Pathos AI Acquires Brain-Penetrant PRMT5 Inhibitor for Precision Cancer Therapy
Pathos AI has announced the acquisition of a worldwide license for PRT811, a SAM-competitive PRMT5 inhibitor, from Prelude Therapeutics. Renamed P-500, this potent, selective, and orally bioavailable brain-penetrant drug is designed to target difficult-to-treat cancers, particularly high-grade glioma and uveal melanoma.
Clinical Trial Results and Patient Outcomes
Originally developed by Prelude Therapeutics, PRT811 showed promising results in a Phase 1 clinical trial completed in March 2023. The trial included patients with solid tumors, such as high-grade glioma and uveal melanoma, both of which represent indications with high unmet medical needs.
Among the 16 patients with high-grade glioma harboring isocitrate dehydrogenase mutations (IDH+), two achieved confirmed complete responses (CR), with one response ongoing for over 31 months and the other lasting 7.5 months. Additionally, one patient exhibited an unconfirmed partial response (PR).
The trial also included 23 patients with uveal melanoma, 10 of whom had splicing factor 3B subunit 1 (SF3B1) mutations. In this subgroup, one patient achieved a confirmed PR with a duration of 10 months, and another displayed an unconfirmed PR.
Safety Profile and Adverse Events
The Phase 1 study involved 86 participants and identified the most common adverse events (AEs) of any grade as nausea (60.5%), vomiting (46.5%), fatigue (36.0%), constipation (29.1%), and thrombocytopenia (24.4%). Most of these AEs were grade 1-2. Severe adverse events (grade ≥3) occurring in over 5% of patients included thrombocytopenia (9.3%), anemia (9.3%), and fatigue (5.8%).

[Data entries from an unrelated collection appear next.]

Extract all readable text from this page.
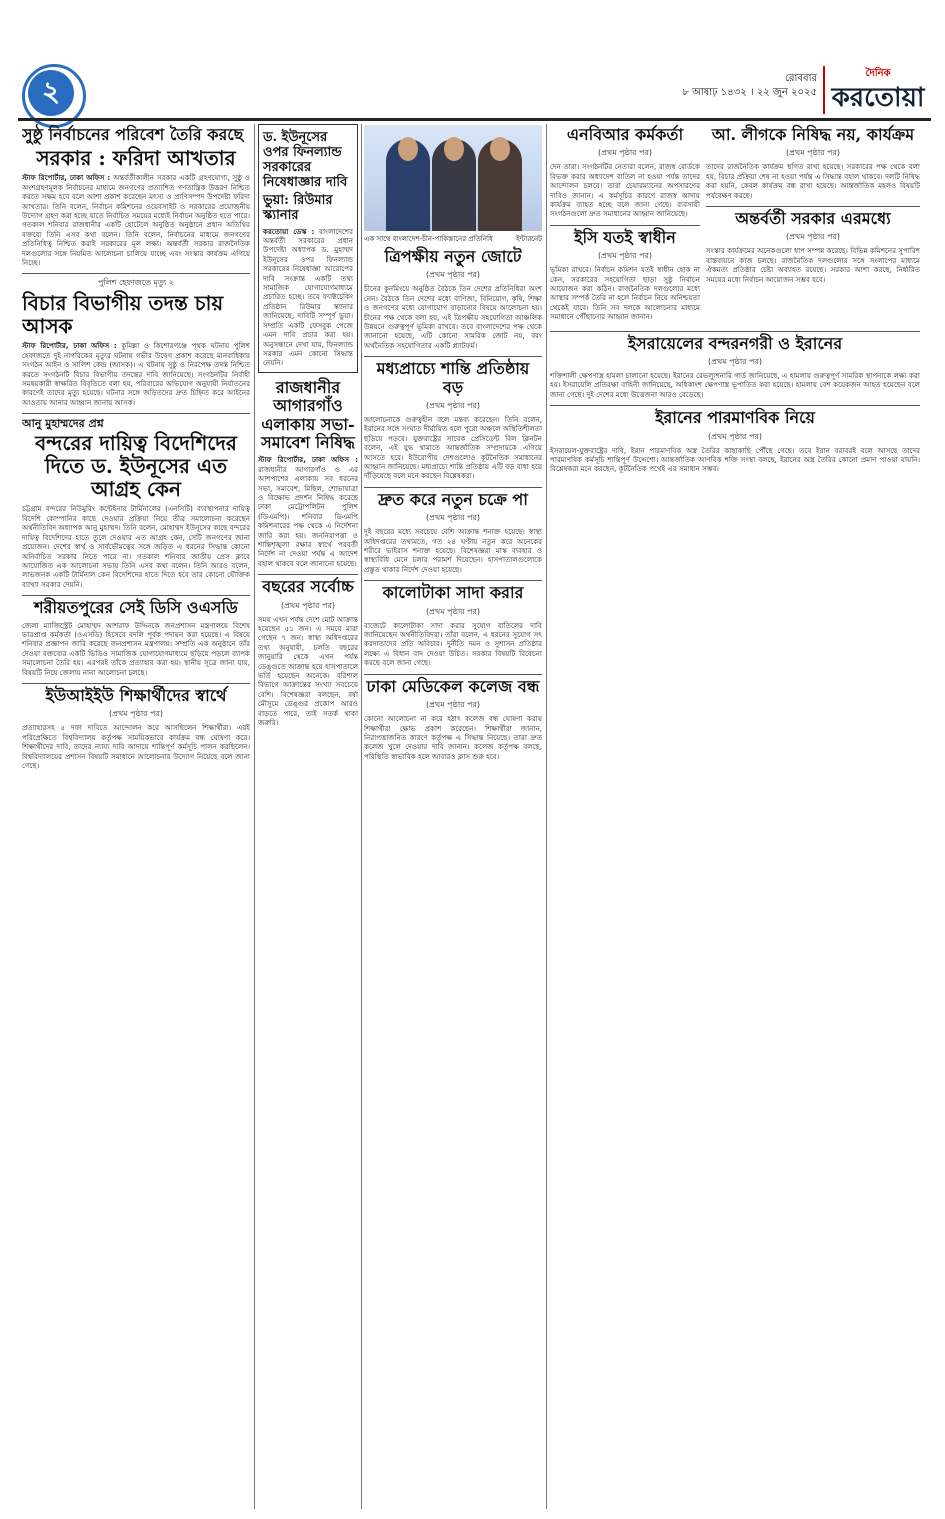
২	রোববার
৮ আষাঢ় ১৪৩২ । ২২ জুন ২০২৫
দৈনিক
করতোয়া
সুষ্ঠু নির্বাচনের পরিবেশ তৈরি করছে
সরকার : ফরিদা আখতার
স্টাফ রিপোর্টার, ঢাকা অফিস : অন্তর্বর্তীকালীন সরকার একটি গ্রহণযোগ্য, সুষ্ঠু ও অংশগ্রহণমূলক নির্বাচনের মাধ্যমে জনগণের প্রত্যাশিত গণতান্ত্রিক উত্তরণ নিশ্চিত করতে সক্ষম হবে বলে আশা প্রকাশ করেছেন মৎস্য ও প্রাণিসম্পদ উপদেষ্টা ফরিদা আখতার। তিনি বলেন, নির্বাচন কমিশনের ওয়েবসাইট ও সরকারের প্রয়োজনীয় উদ্যোগ গ্রহণ করা হচ্ছে যাতে নির্বাচিত সময়ের মধ্যেই নির্বাচন অনুষ্ঠিত হতে পারে। গতকাল শনিবার রাজধানীর একটি হোটেলে অনুষ্ঠিত অনুষ্ঠানে প্রধান অতিথির বক্তব্যে তিনি এসব কথা বলেন। তিনি বলেন, নির্বাচনের মাধ্যমে জনগণের প্রতিনিধিত্ব নিশ্চিত করাই সরকারের মূল লক্ষ্য। অন্তর্বর্তী সরকার রাজনৈতিক দলগুলোর সঙ্গে নিয়মিত আলোচনা চালিয়ে যাচ্ছে এবং সংস্কার কার্যক্রম এগিয়ে নিচ্ছে।
পুলিশ হেফাজতে মৃত্যু ২
বিচার বিভাগীয় তদন্ত চায় আসক
স্টাফ রিপোর্টার, ঢাকা অফিস : কুমিল্লা ও কিশোরগঞ্জে পৃথক ঘটনায় পুলিশ হেফাজতে দুই নাগরিকের মৃত্যুর ঘটনায় গভীর উদ্বেগ প্রকাশ করেছে মানবাধিকার সংগঠন আইন ও সালিশ কেন্দ্র (আসক)। এ ঘটনায় সুষ্ঠু ও নিরপেক্ষ তদন্ত নিশ্চিত করতে সংগঠনটি বিচার বিভাগীয় তদন্তের দাবি জানিয়েছে। সংগঠনটির নির্বাহী সমন্বয়কারী স্বাক্ষরিত বিবৃতিতে বলা হয়, পরিবারের অভিযোগ অনুযায়ী নির্যাতনের কারণেই তাদের মৃত্যু হয়েছে। ঘটনার সঙ্গে জড়িতদের দ্রুত চিহ্নিত করে আইনের আওতায় আনার আহ্বান জানায় আসক।
আনু মুহাম্মদের প্রশ্ন
বন্দরের দায়িত্ব বিদেশিদের দিতে ড. ইউনূসের এত আগ্রহ কেন
চট্টগ্রাম বন্দরের নিউমুরিং কন্টেইনার টার্মিনালের (এনসিটি) ব্যবস্থাপনার দায়িত্ব বিদেশি কোম্পানির কাছে দেওয়ার প্রক্রিয়া নিয়ে তীব্র সমালোচনা করেছেন অর্থনীতিবিদ অধ্যাপক আনু মুহাম্মদ। তিনি বলেন, মোহাম্মদ ইউনূসের কাছে বন্দরের দায়িত্ব বিদেশিদের হাতে তুলে দেওয়ার এত আগ্রহ কেন, সেটি জনগণের জানা প্রয়োজন। দেশের স্বার্থ ও সার্বভৌমত্বের সঙ্গে জড়িত এ ধরনের সিদ্ধান্ত কোনো অনির্বাচিত সরকার নিতে পারে না। গতকাল শনিবার জাতীয় প্রেস ক্লাবে আয়োজিত এক আলোচনা সভায় তিনি এসব কথা বলেন। তিনি আরও বলেন, লাভজনক একটি টার্মিনাল কেন বিদেশিদের হাতে দিতে হবে তার কোনো যৌক্তিক ব্যাখ্যা সরকার দেয়নি।
শরীয়তপুরের সেই ডিসি ওএসডি
জেলা ম্যাজিস্ট্রেট মোহাম্মদ আশরাফ উদ্দিনকে জনপ্রশাসন মন্ত্রণালয়ে বিশেষ ভারপ্রাপ্ত কর্মকর্তা (ওএসডি) হিসেবে বদলি পূর্বক পদায়ন করা হয়েছে। এ বিষয়ে শনিবার প্রজ্ঞাপন জারি করেছে জনপ্রশাসন মন্ত্রণালয়। সম্প্রতি এক অনুষ্ঠানে তাঁর দেওয়া বক্তব্যের একটি ভিডিও সামাজিক যোগাযোগমাধ্যমে ছড়িয়ে পড়লে ব্যাপক সমালোচনা তৈরি হয়। এরপরই তাঁকে প্রত্যাহার করা হয়। স্থানীয় সূত্রে জানা যায়, বিষয়টি নিয়ে জেলায় নানা আলোচনা চলছে।
ইউআইইউ শিক্ষার্থীদের স্বার্থে
(প্রথম পৃষ্ঠার পর)
প্রত্যাহারসহ ৫ দফা দাবিতে আন্দোলন করে আসছিলেন শিক্ষার্থীরা। এরই পরিপ্রেক্ষিতে বিশ্ববিদ্যালয় কর্তৃপক্ষ সাময়িকভাবে কার্যক্রম বন্ধ ঘোষণা করে। শিক্ষার্থীদের দাবি, তাদের ন্যায্য দাবি আদায়ে শান্তিপূর্ণ কর্মসূচি পালন করছিলেন। বিশ্ববিদ্যালয়ের প্রশাসন বিষয়টি সমাধানে আলোচনার উদ্যোগ নিয়েছে বলে জানা গেছে।
ড. ইউনূসের ওপর ফিনল্যান্ড সরকারের নিষেধাজ্ঞার দাবি
ভুয়া: রিউমার স্ক্যানার
করতোয়া ডেস্ক : বাংলাদেশের অন্তর্বর্তী সরকারের প্রধান উপদেষ্টা অধ্যাপক ড. মুহাম্মদ ইউনূসের ওপর ফিনল্যান্ড সরকারের নিষেধাজ্ঞা আরোপের দাবি সংক্রান্ত একটি তথ্য সামাজিক যোগাযোগমাধ্যমে প্রচারিত হচ্ছে। তবে ফ্যাক্টচেকিং প্রতিষ্ঠান রিউমার স্ক্যানার জানিয়েছে, দাবিটি সম্পূর্ণ ভুয়া। সম্প্রতি একটি ফেসবুক পেজে এমন দাবি প্রচার করা হয়। অনুসন্ধানে দেখা যায়, ফিনল্যান্ড সরকার এমন কোনো সিদ্ধান্ত নেয়নি।
রাজধানীর আগারগাঁও এলাকায় সভা-সমাবেশ নিষিদ্ধ
স্টাফ রিপোর্টার, ঢাকা অফিস : রাজধানীর আগারগাঁও ও এর আশপাশের এলাকায় সব ধরনের সভা, সমাবেশ, মিছিল, শোভাযাত্রা ও বিক্ষোভ প্রদর্শন নিষিদ্ধ করেছে ঢাকা মেট্রোপলিটন পুলিশ (ডিএমপি)। শনিবার ডিএমপি কমিশনারের পক্ষ থেকে এ নির্দেশনা জারি করা হয়। জননিরাপত্তা ও শান্তিশৃঙ্খলা রক্ষার স্বার্থে পরবর্তী নির্দেশ না দেওয়া পর্যন্ত এ আদেশ বহাল থাকবে বলে জানানো হয়েছে।
বছরের সর্বোচ্চ
(প্রথম পৃষ্ঠার পর)
সময় এখন পর্যন্ত দেশে মোট আক্রান্ত হয়েছেন ৫১ জন। এ সময়ে মারা গেছেন ৭ জন। স্বাস্থ্য অধিদপ্তরের তথ্য অনুযায়ী, চলতি বছরের জানুয়ারি থেকে এখন পর্যন্ত ডেঙ্গুতে আক্রান্ত হয়ে হাসপাতালে ভর্তি হয়েছেন অনেকে। বরিশাল বিভাগে আক্রান্তের সংখ্যা সবচেয়ে বেশি। বিশেষজ্ঞরা বলছেন, বর্ষা মৌসুমে ডেঙ্গুর প্রকোপ আরও বাড়তে পারে, তাই সতর্ক থাকা জরুরি।
এক সাথে বাংলাদেশ-চীন-পাকিস্তানের প্রতিনিধি	ইন্টারনেট
ত্রিপক্ষীয় নতুন জোটে
(প্রথম পৃষ্ঠার পর)
চীনের কুনমিংয়ে অনুষ্ঠিত বৈঠকে তিন দেশের প্রতিনিধিরা অংশ নেন। বৈঠকে তিন দেশের মধ্যে বাণিজ্য, বিনিয়োগ, কৃষি, শিক্ষা ও জনগণের মধ্যে যোগাযোগ বাড়ানোর বিষয়ে আলোচনা হয়। চীনের পক্ষ থেকে বলা হয়, এই ত্রিপক্ষীয় সহযোগিতা আঞ্চলিক উন্নয়নে গুরুত্বপূর্ণ ভূমিকা রাখবে। তবে বাংলাদেশের পক্ষ থেকে জানানো হয়েছে, এটি কোনো সামরিক জোট নয়, বরং অর্থনৈতিক সহযোগিতার একটি প্ল্যাটফর্ম।
মধ্যপ্রাচ্যে শান্তি প্রতিষ্ঠায় বড়
(প্রথম পৃষ্ঠার পর)
আলোচনাকে গুরুত্বহীন বলে মন্তব্য করেছেন। তিনি বলেন, ইরানের সঙ্গে সংঘাত দীর্ঘায়িত হলে পুরো অঞ্চলে অস্থিতিশীলতা ছড়িয়ে পড়বে। যুক্তরাষ্ট্রের সাবেক প্রেসিডেন্ট বিল ক্লিনটন বলেন, এই যুদ্ধ থামাতে আন্তর্জাতিক সম্প্রদায়কে এগিয়ে আসতে হবে। ইউরোপীয় দেশগুলোও কূটনৈতিক সমাধানের আহ্বান জানিয়েছে। মধ্যপ্রাচ্যে শান্তি প্রতিষ্ঠায় এটি বড় বাধা হয়ে দাঁড়িয়েছে বলে মনে করছেন বিশ্লেষকরা।
দ্রুত করে নতুন চক্রে পা
(প্রথম পৃষ্ঠার পর)
দুই বছরের মধ্যে সবচেয়ে বেশি আক্রান্ত শনাক্ত হয়েছে। স্বাস্থ্য অধিদপ্তরের তথ্যমতে, গত ২৪ ঘণ্টায় নতুন করে অনেকের শরীরে ভাইরাস শনাক্ত হয়েছে। বিশেষজ্ঞরা মাস্ক ব্যবহার ও স্বাস্থ্যবিধি মেনে চলার পরামর্শ দিয়েছেন। হাসপাতালগুলোকে প্রস্তুত থাকার নির্দেশ দেওয়া হয়েছে।
কালোটাকা সাদা করার
(প্রথম পৃষ্ঠার পর)
বাজেটে কালোটাকা সাদা করার সুযোগ বাতিলের দাবি জানিয়েছেন অর্থনীতিবিদরা। তাঁরা বলেন, এ ধরনের সুযোগ সৎ করদাতাদের প্রতি অবিচার। দুর্নীতি দমন ও সুশাসন প্রতিষ্ঠার লক্ষ্যে এ বিধান বাদ দেওয়া উচিত। সরকার বিষয়টি বিবেচনা করছে বলে জানা গেছে।
ঢাকা মেডিকেল কলেজ বন্ধ
(প্রথম পৃষ্ঠার পর)
কোনো আলোচনা না করে হঠাৎ কলেজ বন্ধ ঘোষণা করায় শিক্ষার্থীরা ক্ষোভ প্রকাশ করেছেন। শিক্ষার্থীরা জানান, নিরাপত্তাজনিত কারণে কর্তৃপক্ষ এ সিদ্ধান্ত নিয়েছে। তারা দ্রুত কলেজ খুলে দেওয়ার দাবি জানান। কলেজ কর্তৃপক্ষ বলছে, পরিস্থিতি স্বাভাবিক হলে আবারও ক্লাস শুরু হবে।
এনবিআর কর্মকর্তা
(প্রথম পৃষ্ঠার পর)
দেন তারা। সংগঠনটির নেতারা বলেন, রাজস্ব বোর্ডকে বিভক্ত করার অধ্যাদেশ বাতিল না হওয়া পর্যন্ত তাদের আন্দোলন চলবে। তারা চেয়ারম্যানের অপসারণের দাবিও জানান। এ কর্মসূচির কারণে রাজস্ব আদায় কার্যক্রম ব্যাহত হচ্ছে বলে জানা গেছে। ব্যবসায়ী সংগঠনগুলো দ্রুত সমাধানের আহ্বান জানিয়েছে।
ইসি যতই স্বাধীন
(প্রথম পৃষ্ঠার পর)
ভূমিকা রাখবে। নির্বাচন কমিশন যতই স্বাধীন হোক না কেন, সরকারের সহযোগিতা ছাড়া সুষ্ঠু নির্বাচন আয়োজন করা কঠিন। রাজনৈতিক দলগুলোর মধ্যে আস্থার সম্পর্ক তৈরি না হলে নির্বাচন নিয়ে অনিশ্চয়তা থেকেই যাবে। তিনি সব দলকে আলোচনার মাধ্যমে সমাধানে পৌঁছানোর আহ্বান জানান।
আ. লীগকে নিষিদ্ধ নয়, কার্যক্রম
(প্রথম পৃষ্ঠার পর)
তাদের রাজনৈতিক কার্যক্রম স্থগিত রাখা হয়েছে। সরকারের পক্ষ থেকে বলা হয়, বিচার প্রক্রিয়া শেষ না হওয়া পর্যন্ত এ সিদ্ধান্ত বহাল থাকবে। দলটি নিষিদ্ধ করা হয়নি, কেবল কার্যক্রম বন্ধ রাখা হয়েছে। আন্তর্জাতিক মহলও বিষয়টি পর্যবেক্ষণ করছে।
অন্তর্বর্তী সরকার এরমধ্যে
(প্রথম পৃষ্ঠার পর)
সংস্কার কার্যক্রমের অনেকগুলো ধাপ সম্পন্ন করেছে। বিভিন্ন কমিশনের সুপারিশ বাস্তবায়নে কাজ চলছে। রাজনৈতিক দলগুলোর সঙ্গে সংলাপের মাধ্যমে ঐকমত্য প্রতিষ্ঠার চেষ্টা অব্যাহত রয়েছে। সরকার আশা করছে, নির্ধারিত সময়ের মধ্যে নির্বাচন আয়োজন সম্ভব হবে।
ইসরায়েলের বন্দরনগরী ও ইরানের
(প্রথম পৃষ্ঠার পর)
শক্তিশালী ক্ষেপণাস্ত্র হামলা চালানো হয়েছে। ইরানের রেভল্যুশনারি গার্ড জানিয়েছে, এ হামলায় গুরুত্বপূর্ণ সামরিক স্থাপনাকে লক্ষ্য করা হয়। ইসরায়েলি প্রতিরক্ষা বাহিনী জানিয়েছে, অধিকাংশ ক্ষেপণাস্ত্র ভূপাতিত করা হয়েছে। হামলায় বেশ কয়েকজন আহত হয়েছেন বলে জানা গেছে। দুই দেশের মধ্যে উত্তেজনা আরও বেড়েছে।
ইরানের পারমাণবিক নিয়ে
(প্রথম পৃষ্ঠার পর)
ইসরায়েল-যুক্তরাষ্ট্রের দাবি, ইরান পারমাণবিক অস্ত্র তৈরির কাছাকাছি পৌঁছে গেছে। তবে ইরান বরাবরই বলে আসছে তাদের পারমাণবিক কর্মসূচি শান্তিপূর্ণ উদ্দেশ্যে। আন্তর্জাতিক আণবিক শক্তি সংস্থা বলছে, ইরানের অস্ত্র তৈরির কোনো প্রমাণ পাওয়া যায়নি। বিশ্লেষকরা মনে করছেন, কূটনৈতিক পথেই এর সমাধান সম্ভব।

Strategic Developments and Future Prospects
Ryan Fukushima, CEO of Pathos AI, highlighted the potential of P-500 to improve treatment options for patients with high-grade glioma:
“These results from Prelude’s Phase 1 study are promising news for high-grade glioma patients and clinicians, who still have limited treatment options with chemotherapy and radiation that hasn’t changed in decades. With our AI Platform, we aim to increase the already encouraging response rate of P-500 through a novel biomarker-driven strategy, ultimately bringing this medicine to patients as efficiently as possible.”
P-500, a selective brain-penetrant small molecule inhibitor of protein arginine methyltransferase 5 (PRMT5), holds potential not only for high-grade glioma and uveal melanoma but also for other cancer types. PRMT5 inhibition could sensitize cancer cells to other treatments, expanding P-500’s applicability in combination therapies.
Pathos AI’s Approach to Precision Medicine
Pathos AI, a clinical-stage biotechnology company, utilizes AI technologies to transform drug development and accelerate the delivery of precision medicines. With $40 million in funding, the company is developing its PathOS platform, which integrates advanced AI-driven analyses with biological modeling to optimize drug development and patient outcomes.
The PathOS platform processes vast multimodal oncology datasets, generating actionable insights at scale. Its self-learning therapeutics engine automates the identification and prioritization of drug targets, refining predictive capabilities with each new data point. By harmonizing data from discovery through clinical development, PathOS™ enhances the accuracy of patient response predictions and drives the development of precision therapies. Additionally, by validating AI-generated hypotheses through in-house biological modeling, Pathos ensures that its clinical trials are designed for speed and efficacy, aiming for successful drug approvals.